Based on a pilot project, in which they sequenced regions of mouse chromosome 17, the researchers know they are “doing an extremely good job” at calling SNPs and small indels. However, “how well we do with some of the complex repeats and the copy number variants is something we are still working on,” he said.
Within 18 months, the scientists want to report “most of the nucleotide variation” in all 17 strains. Within three years, they would like to “push towards generating de novo assemblies,” but this will require improved assembly algorithms and longer reads to cover repeats.
At the moment, the project is using the Maq algorithm to call variants, and the researchers are trying out a number of assembly algorithms, including Velvet, Abyss, and Fuzzy, a new algorithm developed by Zemin Ning at the Sanger Institute.
What makes Adams confident that de novo assemblies will be possible is the fact that the mouse strains are homozygous and inbred. “Based on that, the assemblies and variant calling in mouse is considerably easier than it is in human,” he said.
Past projects have used microarray-based technologies to resequence the genomes of different mouse strains.

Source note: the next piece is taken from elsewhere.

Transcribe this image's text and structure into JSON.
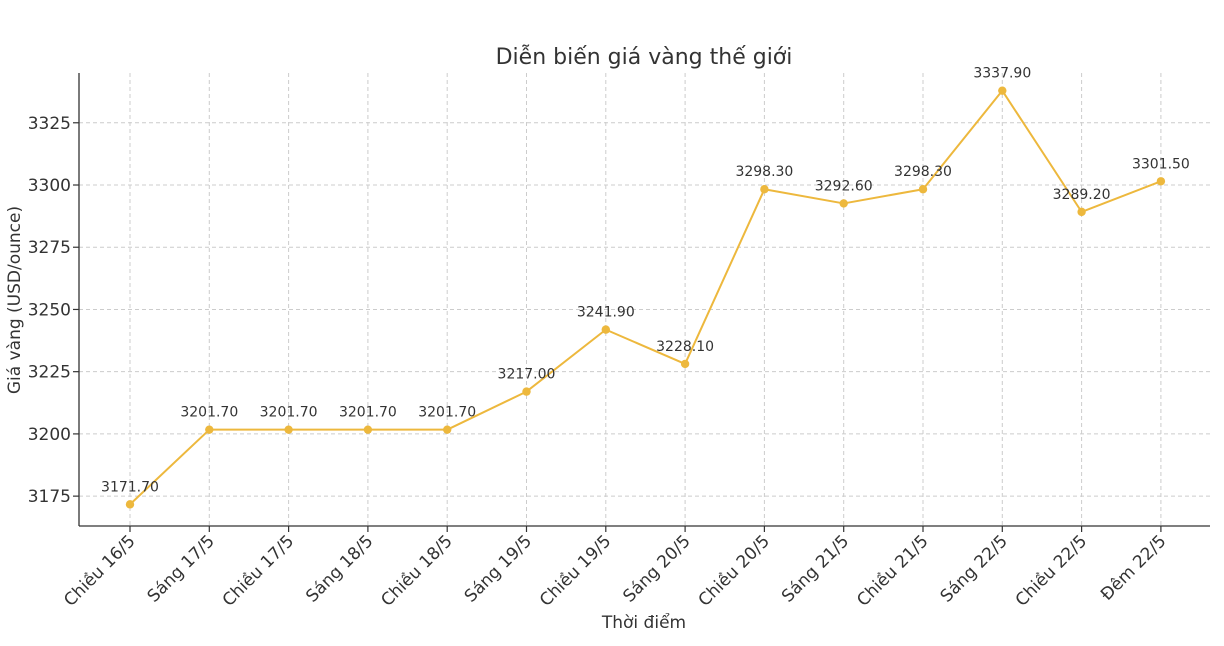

For example, the National Institute of Environmental Health Sciences contracted with Perlegen Sciences several years ago to resequence 15 commonly used mouse strains using its oligo array technology. That project discovered almost 8.3 million SNPs across the mouse genome.
Though the results of that project were very valuable, it did not address copy number variations or repetitive regions, according to Adams. The new project “will add to what they are doing, and it will give a more complete picture of variations between mouse strains,” he said.